13 July 2020 statistics

This is the first post where I’ll be making use of all these newfangled MathML functions included in modern browsers these days! Only downside, for some values of downside, is that you must write MathML, and not LaTeX and have something like MathJax translate that for you.

A great post by one John Myles White on the three (are there more? I actually am not sure!) measures of central tendency, used to summarize distributions. The measures are mode, median, and mean, and besides providing a summary, the difference between them can be used to understand the underlying distribution, which does not need to be known.

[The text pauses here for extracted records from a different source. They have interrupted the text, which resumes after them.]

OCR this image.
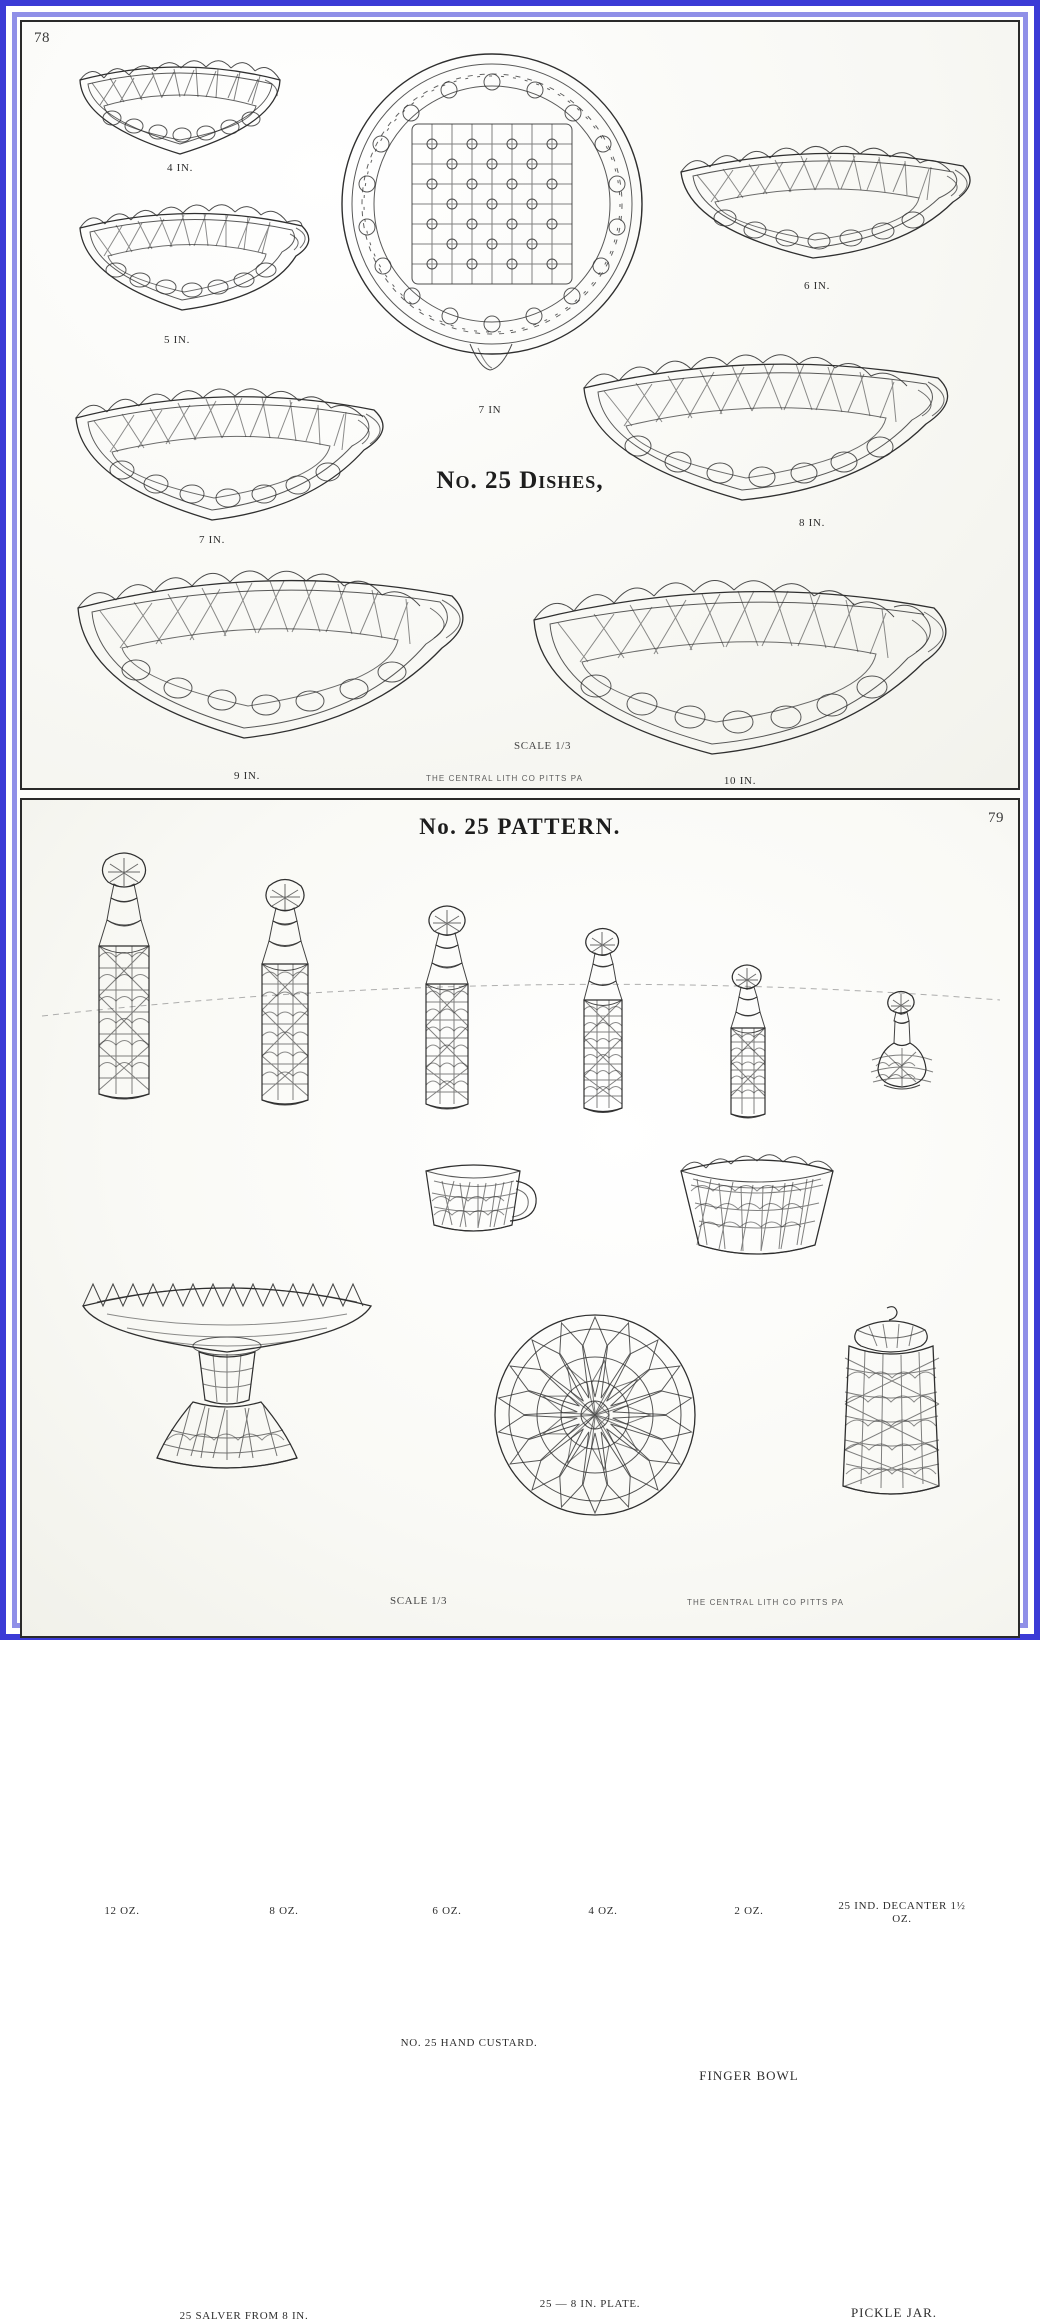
78
4 IN.
5 IN.
7 IN
6 IN.
No. 25 Dishes,
7 IN.
8 IN.
9 IN.	10 IN.
SCALE 1/3
THE CENTRAL LITH CO PITTS PA
79
No. 25 PATTERN.
12 OZ.	8 OZ.	6 OZ.	4 OZ.	2 OZ.	25 IND. DECANTER 1½ OZ.
NO. 25 HAND CUSTARD.
FINGER BOWL
25 SALVER FROM 8 IN.
25 — 8 IN. PLATE.
PICKLE JAR.
SCALE 1/3	THE CENTRAL LITH CO PITTS PA
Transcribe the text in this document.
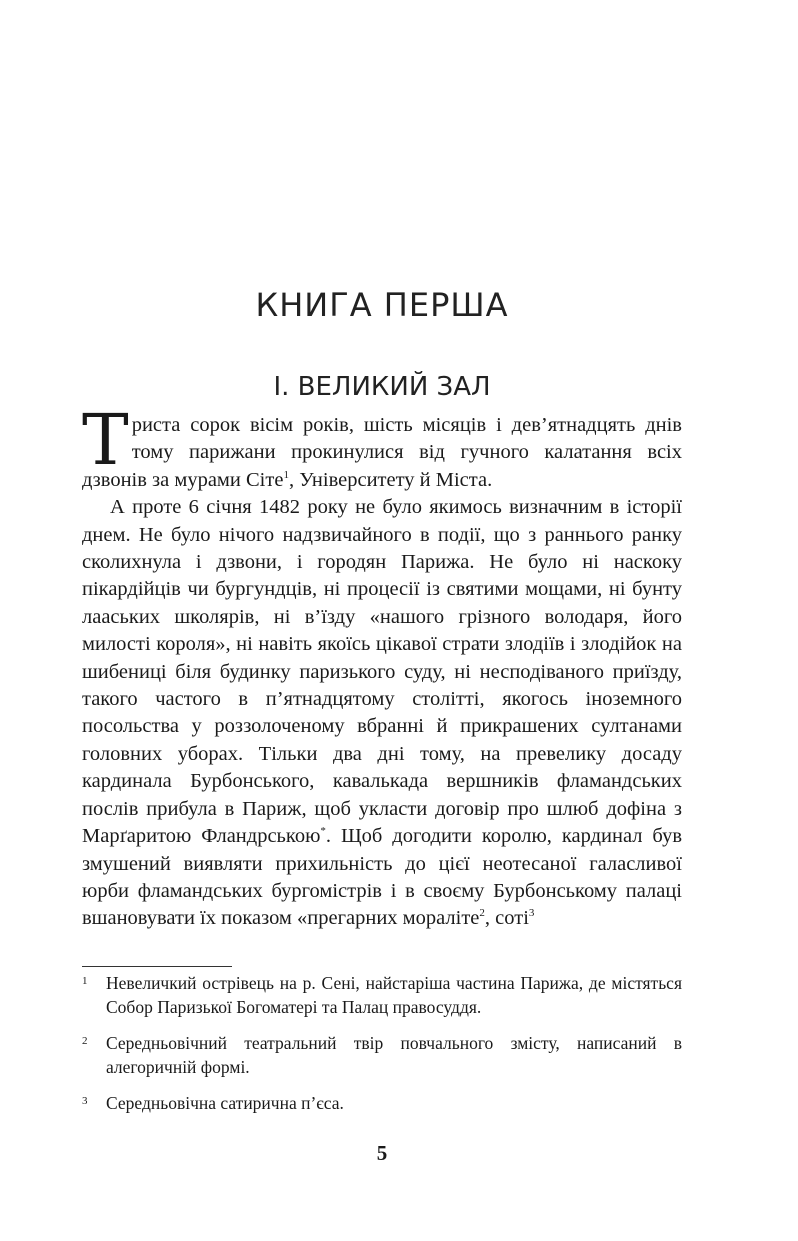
КНИГА ПЕРША
I. ВЕЛИКИЙ ЗАЛ

Триста сорок вісім років, шість місяців і дев’ятнадцять днів тому парижани прокинулися від гучного калатання всіх дзвонів за мурами Сіте$^1$, Університету й Міста.

А проте 6 січня 1482 року не було якимось визначним в історії днем. Не було нічого надзвичайного в події, що з раннього ранку сколихнула і дзвони, і городян Парижа. Не було ні наскоку пікардійців чи бургундців, ні процесії із святими мощами, ні бунту лааських школярів, ні в’їзду «нашого грізного володаря, його милості короля», ні навіть якоїсь цікавої страти злодіїв і злодійок на шибениці біля будинку паризького суду, ні несподіваного приїзду, такого частого в п’ятнадцятому столітті, якогось іноземного посольства у роззолоченому вбранні й прикрашених султанами головних уборах. Тільки два дні тому, на превелику досаду кардинала Бурбонського, кавалькада вершників фламандських послів прибула в Париж, щоб укласти договір про шлюб дофіна з Марґаритою Фландрською*. Щоб догодити королю, кардинал був змушений виявляти прихильність до цієї неотесаної галасливої юрби фламандських бургомістрів і в своєму Бурбонському палаці вшановувати їх показом «прегарних мораліте$^2$, соті$^3$

1 Невеличкий острівець на р. Сені, найстаріша частина Парижа, де містяться Собор Паризької Богоматері та Палац правосуддя.
2 Середньовічний театральний твір повчального змісту, написаний в алегоричній формі.
3 Середньовічна сатирична п’єса.
5
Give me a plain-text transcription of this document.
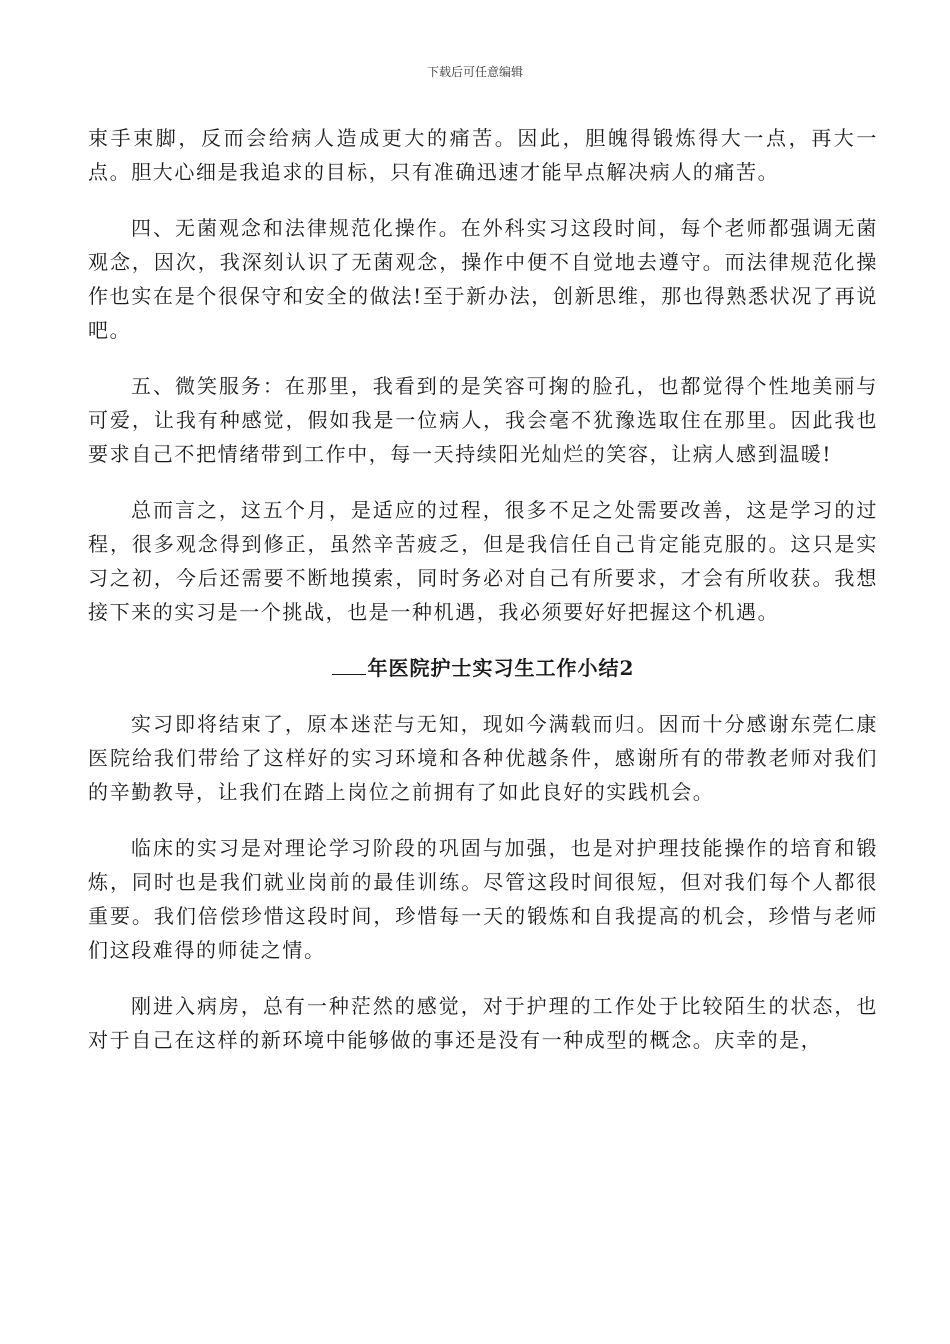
下载后可任意编辑

束手束脚，反而会给病人造成更大的痛苦。因此，胆魄得锻炼得大一点，再大一点。胆大心细是我追求的目标，只有准确迅速才能早点解决病人的痛苦。

四、无菌观念和法律规范化操作。在外科实习这段时间，每个老师都强调无菌观念，因次，我深刻认识了无菌观念，操作中便不自觉地去遵守。而法律规范化操作也实在是个很保守和安全的做法!至于新办法，创新思维，那也得熟悉状况了再说吧。

五、微笑服务：在那里，我看到的是笑容可掬的脸孔，也都觉得个性地美丽与可爱，让我有种感觉，假如我是一位病人，我会毫不犹豫选取住在那里。因此我也要求自己不把情绪带到工作中，每一天持续阳光灿烂的笑容，让病人感到温暖!

总而言之，这五个月，是适应的过程，很多不足之处需要改善，这是学习的过程，很多观念得到修正，虽然辛苦疲乏，但是我信任自己肯定能克服的。这只是实习之初，今后还需要不断地摸索，同时务必对自己有所要求，才会有所收获。我想接下来的实习是一个挑战，也是一种机遇，我必须要好好把握这个机遇。

年医院护士实习生工作小结2

实习即将结束了，原本迷茫与无知，现如今满载而归。因而十分感谢东莞仁康医院给我们带给了这样好的实习环境和各种优越条件，感谢所有的带教老师对我们的辛勤教导，让我们在踏上岗位之前拥有了如此良好的实践机会。

临床的实习是对理论学习阶段的巩固与加强，也是对护理技能操作的培育和锻炼，同时也是我们就业岗前的最佳训练。尽管这段时间很短，但对我们每个人都很重要。我们倍偿珍惜这段时间，珍惜每一天的锻炼和自我提高的机会，珍惜与老师们这段难得的师徒之情。

刚进入病房，总有一种茫然的感觉，对于护理的工作处于比较陌生的状态，也对于自己在这样的新环境中能够做的事还是没有一种成型的概念。庆幸的是，
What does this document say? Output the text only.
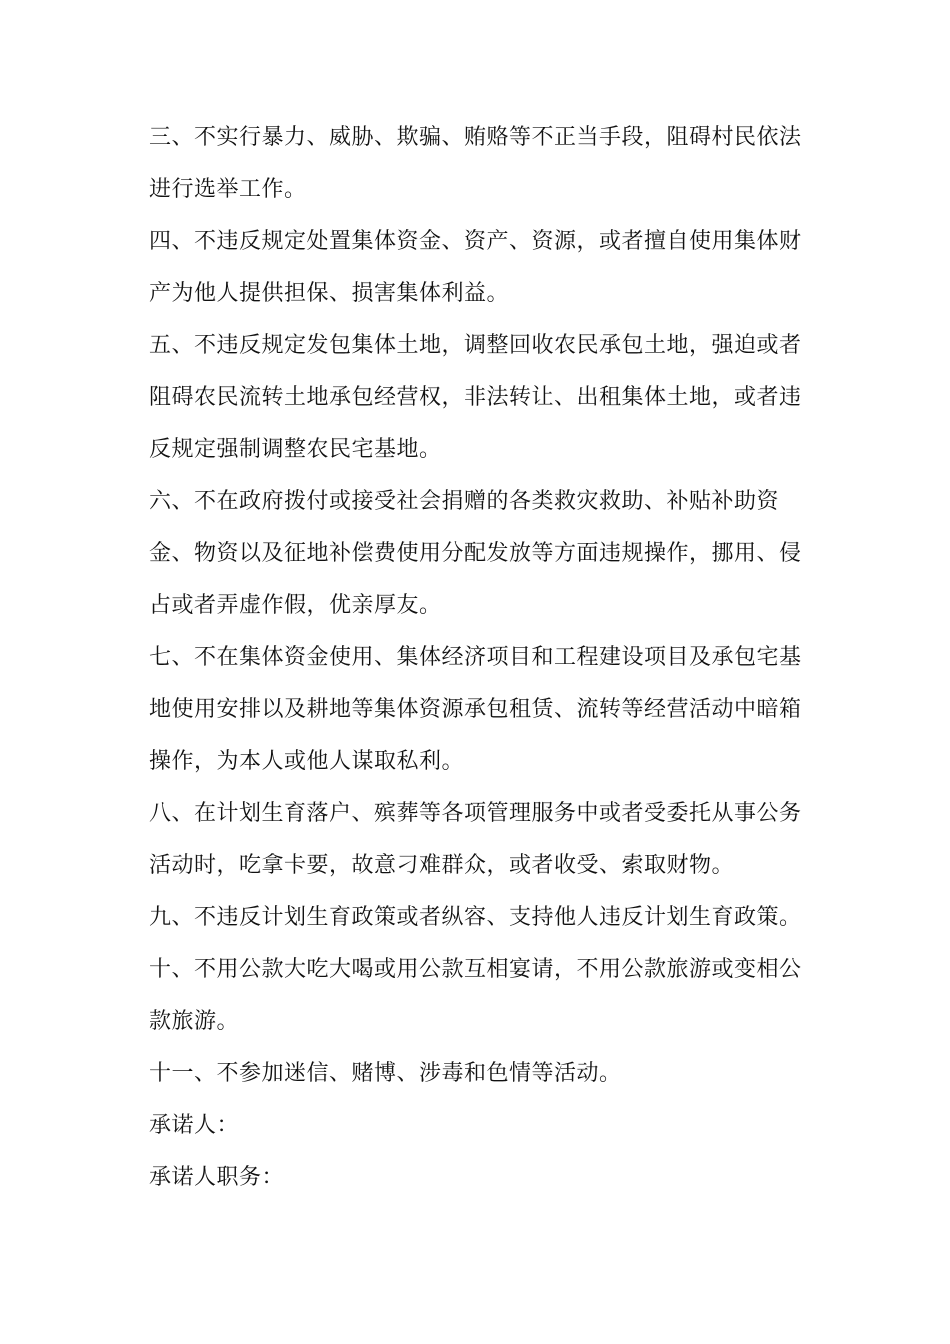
三、不实行暴力、威胁、欺骗、贿赂等不正当手段，阻碍村民依法
进行选举工作。
四、不违反规定处置集体资金、资产、资源，或者擅自使用集体财
产为他人提供担保、损害集体利益。
五、不违反规定发包集体土地，调整回收农民承包土地，强迫或者
阻碍农民流转土地承包经营权，非法转让、出租集体土地，或者违
反规定强制调整农民宅基地。
六、不在政府拨付或接受社会捐赠的各类救灾救助、补贴补助资
金、物资以及征地补偿费使用分配发放等方面违规操作，挪用、侵
占或者弄虚作假，优亲厚友。
七、不在集体资金使用、集体经济项目和工程建设项目及承包宅基
地使用安排以及耕地等集体资源承包租赁、流转等经营活动中暗箱
操作，为本人或他人谋取私利。
八、在计划生育落户、殡葬等各项管理服务中或者受委托从事公务
活动时，吃拿卡要，故意刁难群众，或者收受、索取财物。
九、不违反计划生育政策或者纵容、支持他人违反计划生育政策。
十、不用公款大吃大喝或用公款互相宴请，不用公款旅游或变相公
款旅游。
十一、不参加迷信、赌博、涉毒和色情等活动。
承诺人：
承诺人职务：
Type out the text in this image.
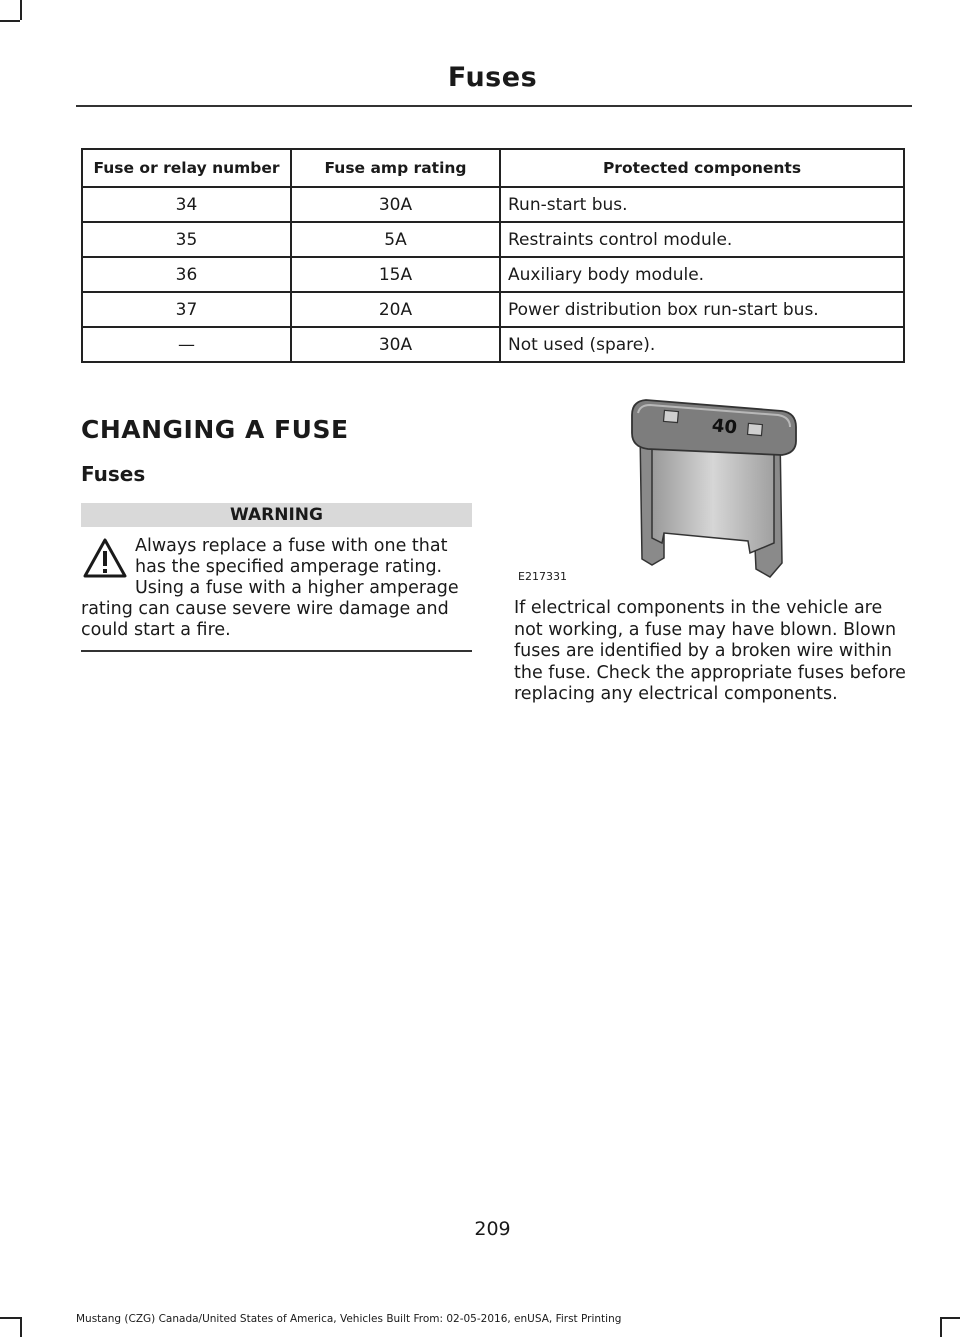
Fuses
Fuse or relay number	Fuse amp rating	Protected components
34	30A	Run-start bus.
35	5A	Restraints control module.
36	15A	Auxiliary body module.
37	20A	Power distribution box run-start bus.
—	30A	Not used (spare).
CHANGING A FUSE
Fuses
WARNING
Always replace a fuse with one that has the specified amperage rating. Using a fuse with a higher amperage rating can cause severe wire damage and could start a fire.
40
E217331
If electrical components in the vehicle are not working, a fuse may have blown. Blown fuses are identified by a broken wire within the fuse. Check the appropriate fuses before replacing any electrical components.
209
Mustang (CZG) Canada/United States of America, Vehicles Built From: 02-05-2016, enUSA, First Printing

Besides being of course very useful, they also have something in common, very clearly presented in the above post. For a set of points x_i and a (single) summary s, let’s define three measures of discrepancy:

d_{i} = {(| x_{i} - s |)}^{0},

d_{i} = {(| x_{i} - s |)}^{1},

d_{i} = {(| x_{i} - s |)}^{2}

Now, if you take the sum over i, you get the error (E). If you minimize the error, you’ll find that you’ll find the mode, median and mean respectively! A plot helps you see this, and also helps you see why nobody ever takes the third power of the discrepancy: it would be hard (or trivial 😜) to minimize! What happens with higher, even orders, such as 4, or 6? Do they provide other meaningful measures of central tendency? I have no idea, because I had only half a statistics course… A follow-up post is posted here, but I have not read it yet.